You have seen the news. On December 9 or thereabouts, Ralph de la Vega announced that AT&T plans to curtail excessive data usage by some iPhone customers. It sounds pretty funny right? So funny it makes you want to either cry or laugh out loud. However, I agree with the solution.
What Ralph de la Vega is describing is nothing new to the network business. In fact, any network operator will tell you that in extraordinary circumstances throttling traffic is essential to keep overall traffic flowing. This is performed in the direst of emergencies. Yes, there is trouble for the network manager and especially the engineering team who designed the links. Yes, it is a controversial action but how much network do you put in place without spending too much money? Before you begin explaining the various methodologies behind traffic engineering; I already know them. The bottom line is a carrier needs to have realistic projections for average bandwidth use and projections for peak traffic demands. If you don’t plan for the appropriate peaks and flows of traffic you are going to have network traffic problems.
Unfortunately for AT&T, because it is the iPhone anything AT&T does will draw attention. Unfortunately for AT&T, iPhone’s high profile means it is operating under a magnifying glass.
Several years ago the cost for a cellular minute of use was as high as $3 per minute. When the cellular carriers began moving towards flat rate plans they began dropping the price for a minute of use. What many people did not understand is that the programs were being phased in by carriers in stages so that the carriers could beef up the capacity of their networks. The problem the iPhone brought to AT&T was that it brought so much demand and attention AT&T could not phase in the handset on a region by region basis; AT&T had to go national right away. Therein lies AT&T’s troubles; it forgot the fundamentals of network planning – the network needs to project the needs of the market and never ever allow marketing people to design the network.
What Wall Street analysts fail to understand is that cellular technology needs to be phased in otherwise the financial costs to the carrier will overwhelm it. Think about it, despite all of the nonsense Verizon-haters threw ate Verizon because it did not scream it needed the iPhone, Verizon’s network is still operating quite well and customers are largely happy with the company. Verizon is not a first mover of technology and that is fine. Verizon is a service leader; technology is a tool. Verizon understand that customers do not care about the engine behind their cell phone; customers only care that the services promised are provided.
Data caps are not new.

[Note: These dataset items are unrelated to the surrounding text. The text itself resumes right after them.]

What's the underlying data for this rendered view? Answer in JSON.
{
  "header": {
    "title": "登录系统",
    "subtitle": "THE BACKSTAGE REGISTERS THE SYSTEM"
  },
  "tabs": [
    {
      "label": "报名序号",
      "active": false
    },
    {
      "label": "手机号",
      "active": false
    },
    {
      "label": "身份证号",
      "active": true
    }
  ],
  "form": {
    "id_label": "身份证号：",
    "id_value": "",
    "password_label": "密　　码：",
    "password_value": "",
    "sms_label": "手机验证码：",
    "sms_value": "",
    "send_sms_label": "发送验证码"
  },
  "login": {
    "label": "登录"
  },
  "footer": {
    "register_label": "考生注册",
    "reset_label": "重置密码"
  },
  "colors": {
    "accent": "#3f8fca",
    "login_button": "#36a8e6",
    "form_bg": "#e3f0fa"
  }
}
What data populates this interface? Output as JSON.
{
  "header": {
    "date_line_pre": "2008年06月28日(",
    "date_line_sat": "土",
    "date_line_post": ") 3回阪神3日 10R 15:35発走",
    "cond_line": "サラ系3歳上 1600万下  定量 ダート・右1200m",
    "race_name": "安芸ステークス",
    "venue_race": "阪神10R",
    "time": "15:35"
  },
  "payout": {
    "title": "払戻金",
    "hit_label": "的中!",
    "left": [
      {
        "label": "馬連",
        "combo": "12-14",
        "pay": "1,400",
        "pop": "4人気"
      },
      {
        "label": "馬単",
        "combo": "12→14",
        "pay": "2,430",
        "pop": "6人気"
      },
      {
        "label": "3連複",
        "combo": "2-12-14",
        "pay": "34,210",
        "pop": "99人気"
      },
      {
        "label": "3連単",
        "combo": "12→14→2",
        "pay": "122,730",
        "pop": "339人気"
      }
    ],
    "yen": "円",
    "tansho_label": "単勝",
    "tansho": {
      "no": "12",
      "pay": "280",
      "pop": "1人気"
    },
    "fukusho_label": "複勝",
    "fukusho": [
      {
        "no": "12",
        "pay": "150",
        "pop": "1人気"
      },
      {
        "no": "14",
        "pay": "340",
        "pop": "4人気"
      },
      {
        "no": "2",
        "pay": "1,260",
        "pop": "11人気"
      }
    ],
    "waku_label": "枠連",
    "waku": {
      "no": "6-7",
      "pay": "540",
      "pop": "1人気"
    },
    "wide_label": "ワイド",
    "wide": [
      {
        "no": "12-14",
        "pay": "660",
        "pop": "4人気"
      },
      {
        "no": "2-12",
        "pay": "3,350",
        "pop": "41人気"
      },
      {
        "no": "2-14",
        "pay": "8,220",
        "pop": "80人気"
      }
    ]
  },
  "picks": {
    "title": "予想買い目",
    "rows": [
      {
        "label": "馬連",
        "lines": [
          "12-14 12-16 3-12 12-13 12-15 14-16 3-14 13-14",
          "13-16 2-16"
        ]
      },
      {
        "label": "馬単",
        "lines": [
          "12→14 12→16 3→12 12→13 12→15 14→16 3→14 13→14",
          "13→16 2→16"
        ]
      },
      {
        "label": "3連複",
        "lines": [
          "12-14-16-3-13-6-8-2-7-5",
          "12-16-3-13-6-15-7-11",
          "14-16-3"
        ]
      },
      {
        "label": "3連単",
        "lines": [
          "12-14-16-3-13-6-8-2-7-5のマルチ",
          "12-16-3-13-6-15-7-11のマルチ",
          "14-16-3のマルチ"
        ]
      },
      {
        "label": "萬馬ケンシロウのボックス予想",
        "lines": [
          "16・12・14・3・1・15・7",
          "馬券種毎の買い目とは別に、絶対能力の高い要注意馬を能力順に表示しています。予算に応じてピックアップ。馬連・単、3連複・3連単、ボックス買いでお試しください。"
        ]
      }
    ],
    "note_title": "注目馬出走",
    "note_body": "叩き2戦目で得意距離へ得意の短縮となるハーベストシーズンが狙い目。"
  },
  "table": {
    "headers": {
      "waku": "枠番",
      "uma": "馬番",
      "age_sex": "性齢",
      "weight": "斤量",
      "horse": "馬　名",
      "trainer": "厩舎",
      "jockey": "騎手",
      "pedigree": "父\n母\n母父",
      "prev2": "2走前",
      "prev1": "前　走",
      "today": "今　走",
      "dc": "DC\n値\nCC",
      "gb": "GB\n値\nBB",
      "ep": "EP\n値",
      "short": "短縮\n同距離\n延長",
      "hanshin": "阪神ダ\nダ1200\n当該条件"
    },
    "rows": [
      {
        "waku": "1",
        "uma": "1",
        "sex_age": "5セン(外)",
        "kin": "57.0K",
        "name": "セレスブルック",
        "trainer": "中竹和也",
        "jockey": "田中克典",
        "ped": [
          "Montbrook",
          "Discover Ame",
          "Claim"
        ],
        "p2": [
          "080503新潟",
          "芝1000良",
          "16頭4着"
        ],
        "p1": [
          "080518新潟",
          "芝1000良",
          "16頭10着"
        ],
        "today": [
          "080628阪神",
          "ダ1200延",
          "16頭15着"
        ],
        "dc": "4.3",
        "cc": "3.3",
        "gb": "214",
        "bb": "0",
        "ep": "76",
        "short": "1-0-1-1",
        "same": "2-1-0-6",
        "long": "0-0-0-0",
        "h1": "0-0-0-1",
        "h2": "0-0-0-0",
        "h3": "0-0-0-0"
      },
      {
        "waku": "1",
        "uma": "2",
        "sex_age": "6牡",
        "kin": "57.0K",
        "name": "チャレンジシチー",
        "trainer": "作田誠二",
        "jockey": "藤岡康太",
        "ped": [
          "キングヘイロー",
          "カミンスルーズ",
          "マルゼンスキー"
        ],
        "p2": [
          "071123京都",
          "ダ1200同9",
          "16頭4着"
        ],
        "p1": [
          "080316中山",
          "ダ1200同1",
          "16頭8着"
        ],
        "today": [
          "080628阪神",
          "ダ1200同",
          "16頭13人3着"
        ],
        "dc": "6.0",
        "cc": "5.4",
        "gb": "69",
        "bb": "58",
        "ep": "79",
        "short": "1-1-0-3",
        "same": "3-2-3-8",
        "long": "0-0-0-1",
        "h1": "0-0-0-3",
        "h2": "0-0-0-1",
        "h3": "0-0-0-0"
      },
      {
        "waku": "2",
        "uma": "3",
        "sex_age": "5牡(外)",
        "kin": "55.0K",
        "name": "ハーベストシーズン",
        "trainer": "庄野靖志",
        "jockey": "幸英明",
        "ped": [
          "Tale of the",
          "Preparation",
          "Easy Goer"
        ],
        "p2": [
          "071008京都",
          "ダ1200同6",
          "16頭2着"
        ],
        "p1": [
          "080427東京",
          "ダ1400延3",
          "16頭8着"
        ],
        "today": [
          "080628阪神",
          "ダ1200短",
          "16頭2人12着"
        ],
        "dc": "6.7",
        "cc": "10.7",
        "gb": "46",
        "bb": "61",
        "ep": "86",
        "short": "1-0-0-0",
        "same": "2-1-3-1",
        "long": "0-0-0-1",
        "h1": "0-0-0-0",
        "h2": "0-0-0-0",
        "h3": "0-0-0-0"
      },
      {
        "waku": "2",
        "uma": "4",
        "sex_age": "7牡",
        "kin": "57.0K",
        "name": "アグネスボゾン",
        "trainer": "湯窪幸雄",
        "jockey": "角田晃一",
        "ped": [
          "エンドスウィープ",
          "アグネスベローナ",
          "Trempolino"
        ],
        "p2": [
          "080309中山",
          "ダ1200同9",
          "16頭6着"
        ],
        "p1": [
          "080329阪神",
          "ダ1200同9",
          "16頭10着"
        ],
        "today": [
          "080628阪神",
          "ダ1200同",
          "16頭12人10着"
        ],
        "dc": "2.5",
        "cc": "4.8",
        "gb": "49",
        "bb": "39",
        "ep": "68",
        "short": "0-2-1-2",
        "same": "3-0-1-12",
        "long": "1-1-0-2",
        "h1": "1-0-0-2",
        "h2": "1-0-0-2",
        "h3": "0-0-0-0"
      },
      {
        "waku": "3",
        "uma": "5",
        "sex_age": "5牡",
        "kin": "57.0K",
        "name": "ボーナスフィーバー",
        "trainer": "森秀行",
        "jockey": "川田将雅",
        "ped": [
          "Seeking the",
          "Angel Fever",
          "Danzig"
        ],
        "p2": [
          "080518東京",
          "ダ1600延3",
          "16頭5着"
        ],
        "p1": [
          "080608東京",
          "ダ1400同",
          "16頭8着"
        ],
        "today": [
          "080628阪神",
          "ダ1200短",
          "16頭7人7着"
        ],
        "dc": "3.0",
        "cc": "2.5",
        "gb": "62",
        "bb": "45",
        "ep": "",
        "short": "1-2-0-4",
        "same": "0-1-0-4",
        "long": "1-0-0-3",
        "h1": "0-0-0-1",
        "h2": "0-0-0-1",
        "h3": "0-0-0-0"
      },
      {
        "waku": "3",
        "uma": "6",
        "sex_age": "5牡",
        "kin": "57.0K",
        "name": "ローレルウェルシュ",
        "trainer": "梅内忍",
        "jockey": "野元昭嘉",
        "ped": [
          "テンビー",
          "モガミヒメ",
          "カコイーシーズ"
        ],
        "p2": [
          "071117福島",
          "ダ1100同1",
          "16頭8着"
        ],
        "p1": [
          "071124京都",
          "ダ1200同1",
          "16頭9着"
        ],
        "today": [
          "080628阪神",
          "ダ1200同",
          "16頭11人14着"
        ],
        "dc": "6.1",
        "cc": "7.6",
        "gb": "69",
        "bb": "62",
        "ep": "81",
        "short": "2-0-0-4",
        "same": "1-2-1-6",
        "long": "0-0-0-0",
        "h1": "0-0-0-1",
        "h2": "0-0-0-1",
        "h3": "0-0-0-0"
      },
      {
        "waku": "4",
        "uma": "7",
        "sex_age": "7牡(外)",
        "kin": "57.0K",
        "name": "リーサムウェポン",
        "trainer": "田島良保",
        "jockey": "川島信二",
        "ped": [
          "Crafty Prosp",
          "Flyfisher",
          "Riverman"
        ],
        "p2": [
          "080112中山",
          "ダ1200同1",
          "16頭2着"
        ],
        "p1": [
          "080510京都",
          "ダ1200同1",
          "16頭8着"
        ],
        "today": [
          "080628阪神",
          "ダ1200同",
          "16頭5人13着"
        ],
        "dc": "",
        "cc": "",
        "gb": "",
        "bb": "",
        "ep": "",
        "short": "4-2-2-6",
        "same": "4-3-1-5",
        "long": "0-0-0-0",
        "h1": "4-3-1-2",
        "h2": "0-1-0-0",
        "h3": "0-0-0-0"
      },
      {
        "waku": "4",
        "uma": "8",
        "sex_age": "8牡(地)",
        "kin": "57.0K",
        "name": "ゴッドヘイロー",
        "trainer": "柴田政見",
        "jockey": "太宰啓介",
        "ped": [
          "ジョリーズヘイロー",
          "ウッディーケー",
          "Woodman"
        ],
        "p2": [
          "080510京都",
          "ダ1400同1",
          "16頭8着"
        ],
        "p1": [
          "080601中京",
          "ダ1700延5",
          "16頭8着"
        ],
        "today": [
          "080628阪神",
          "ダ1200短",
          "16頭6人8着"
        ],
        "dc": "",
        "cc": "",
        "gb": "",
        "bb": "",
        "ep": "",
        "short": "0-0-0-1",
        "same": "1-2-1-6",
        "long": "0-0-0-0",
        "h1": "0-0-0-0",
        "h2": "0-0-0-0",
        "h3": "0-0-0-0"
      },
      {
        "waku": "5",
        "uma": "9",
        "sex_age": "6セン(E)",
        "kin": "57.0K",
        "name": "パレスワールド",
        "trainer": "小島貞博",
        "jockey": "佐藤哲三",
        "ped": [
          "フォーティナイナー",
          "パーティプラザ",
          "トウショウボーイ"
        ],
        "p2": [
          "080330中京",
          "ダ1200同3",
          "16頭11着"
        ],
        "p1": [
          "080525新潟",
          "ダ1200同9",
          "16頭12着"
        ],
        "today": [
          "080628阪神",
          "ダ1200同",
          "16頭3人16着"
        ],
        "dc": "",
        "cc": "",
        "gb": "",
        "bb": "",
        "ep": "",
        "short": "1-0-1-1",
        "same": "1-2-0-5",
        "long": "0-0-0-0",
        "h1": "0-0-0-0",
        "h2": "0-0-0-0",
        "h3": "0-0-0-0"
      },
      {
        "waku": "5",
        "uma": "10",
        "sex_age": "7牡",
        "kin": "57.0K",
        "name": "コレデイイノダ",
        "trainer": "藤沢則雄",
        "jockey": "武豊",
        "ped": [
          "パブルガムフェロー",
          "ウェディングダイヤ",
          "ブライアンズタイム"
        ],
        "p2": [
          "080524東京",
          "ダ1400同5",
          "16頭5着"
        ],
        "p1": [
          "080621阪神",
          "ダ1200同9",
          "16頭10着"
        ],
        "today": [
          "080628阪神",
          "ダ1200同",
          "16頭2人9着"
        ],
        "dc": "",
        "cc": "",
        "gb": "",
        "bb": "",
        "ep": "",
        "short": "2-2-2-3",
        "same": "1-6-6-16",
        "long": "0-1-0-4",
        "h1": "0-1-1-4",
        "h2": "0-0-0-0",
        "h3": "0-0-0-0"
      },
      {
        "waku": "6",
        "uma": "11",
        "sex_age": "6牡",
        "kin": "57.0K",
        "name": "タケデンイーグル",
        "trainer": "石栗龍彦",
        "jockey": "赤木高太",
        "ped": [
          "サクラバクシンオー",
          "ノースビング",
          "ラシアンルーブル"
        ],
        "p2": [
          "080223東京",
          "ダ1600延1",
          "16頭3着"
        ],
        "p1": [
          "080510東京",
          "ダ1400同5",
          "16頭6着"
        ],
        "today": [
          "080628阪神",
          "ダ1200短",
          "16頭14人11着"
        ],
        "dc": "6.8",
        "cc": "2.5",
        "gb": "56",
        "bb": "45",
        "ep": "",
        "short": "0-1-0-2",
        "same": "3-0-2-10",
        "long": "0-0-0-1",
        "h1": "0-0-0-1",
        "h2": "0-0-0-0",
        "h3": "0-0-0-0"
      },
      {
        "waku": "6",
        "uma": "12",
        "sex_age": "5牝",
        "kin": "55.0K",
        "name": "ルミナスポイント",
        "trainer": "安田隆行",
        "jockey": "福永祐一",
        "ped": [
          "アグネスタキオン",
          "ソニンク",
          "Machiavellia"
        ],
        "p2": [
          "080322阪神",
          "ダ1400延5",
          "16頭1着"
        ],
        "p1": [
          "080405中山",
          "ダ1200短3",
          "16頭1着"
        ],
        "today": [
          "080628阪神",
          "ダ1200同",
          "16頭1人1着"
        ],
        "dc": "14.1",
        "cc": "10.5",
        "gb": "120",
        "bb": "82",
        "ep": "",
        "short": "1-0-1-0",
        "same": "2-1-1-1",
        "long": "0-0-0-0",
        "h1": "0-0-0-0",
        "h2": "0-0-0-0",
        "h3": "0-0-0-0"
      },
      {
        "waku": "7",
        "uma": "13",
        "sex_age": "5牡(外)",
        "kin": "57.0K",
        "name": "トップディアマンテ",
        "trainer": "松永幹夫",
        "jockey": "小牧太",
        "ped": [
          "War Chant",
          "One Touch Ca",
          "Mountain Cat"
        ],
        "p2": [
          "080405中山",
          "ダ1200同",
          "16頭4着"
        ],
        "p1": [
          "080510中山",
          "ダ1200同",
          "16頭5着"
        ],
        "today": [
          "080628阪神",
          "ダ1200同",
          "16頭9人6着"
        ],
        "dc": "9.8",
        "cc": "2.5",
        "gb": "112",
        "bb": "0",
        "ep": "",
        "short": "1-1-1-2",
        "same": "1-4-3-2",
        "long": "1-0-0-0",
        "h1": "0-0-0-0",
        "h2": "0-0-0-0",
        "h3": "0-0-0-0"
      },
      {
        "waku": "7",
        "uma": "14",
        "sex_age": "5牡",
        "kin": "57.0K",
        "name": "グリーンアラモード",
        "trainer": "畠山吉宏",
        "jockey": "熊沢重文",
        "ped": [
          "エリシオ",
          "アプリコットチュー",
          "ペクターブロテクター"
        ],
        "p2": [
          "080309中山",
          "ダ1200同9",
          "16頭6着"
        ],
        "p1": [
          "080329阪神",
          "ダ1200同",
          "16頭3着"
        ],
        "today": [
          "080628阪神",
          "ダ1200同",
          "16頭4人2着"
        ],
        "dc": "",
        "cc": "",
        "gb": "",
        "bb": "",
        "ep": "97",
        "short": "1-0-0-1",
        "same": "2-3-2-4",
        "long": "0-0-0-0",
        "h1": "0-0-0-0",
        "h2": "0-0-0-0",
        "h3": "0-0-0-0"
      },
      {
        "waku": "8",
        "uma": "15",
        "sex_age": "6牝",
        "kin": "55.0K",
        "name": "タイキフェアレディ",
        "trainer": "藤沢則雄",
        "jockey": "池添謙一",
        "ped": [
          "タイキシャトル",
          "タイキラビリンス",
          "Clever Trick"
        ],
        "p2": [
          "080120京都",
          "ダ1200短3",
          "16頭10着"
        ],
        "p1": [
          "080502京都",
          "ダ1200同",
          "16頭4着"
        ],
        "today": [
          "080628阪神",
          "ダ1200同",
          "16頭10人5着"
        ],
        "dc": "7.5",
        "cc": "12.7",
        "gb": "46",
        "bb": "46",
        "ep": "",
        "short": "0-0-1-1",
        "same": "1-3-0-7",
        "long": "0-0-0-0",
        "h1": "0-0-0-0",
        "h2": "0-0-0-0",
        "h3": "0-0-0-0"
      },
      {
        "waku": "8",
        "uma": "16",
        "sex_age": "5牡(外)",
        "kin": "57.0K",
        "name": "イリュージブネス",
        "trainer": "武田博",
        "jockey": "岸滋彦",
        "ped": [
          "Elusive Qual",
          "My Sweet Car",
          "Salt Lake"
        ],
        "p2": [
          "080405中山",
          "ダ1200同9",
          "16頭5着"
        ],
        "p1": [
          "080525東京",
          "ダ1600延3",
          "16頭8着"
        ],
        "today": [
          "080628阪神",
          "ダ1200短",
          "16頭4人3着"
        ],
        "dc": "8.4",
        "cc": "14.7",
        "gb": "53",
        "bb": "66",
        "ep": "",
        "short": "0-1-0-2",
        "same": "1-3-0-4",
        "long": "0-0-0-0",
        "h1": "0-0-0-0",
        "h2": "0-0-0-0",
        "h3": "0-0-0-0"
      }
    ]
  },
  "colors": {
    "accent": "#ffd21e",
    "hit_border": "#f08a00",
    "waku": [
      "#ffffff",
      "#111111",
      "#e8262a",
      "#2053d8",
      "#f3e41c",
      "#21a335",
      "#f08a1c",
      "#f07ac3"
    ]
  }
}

However, significant network dollars will need to be spent to bring the network up to par. The question facing AT&T: “How much money do you spend on 3G or LTE (4G)?"
If AT&T is going to be criticized it is not that their network cannot handle the data load but that they did not do their homework on how much data would be placed on the network. It is called network planning. It is called understanding the fundamentals of the business.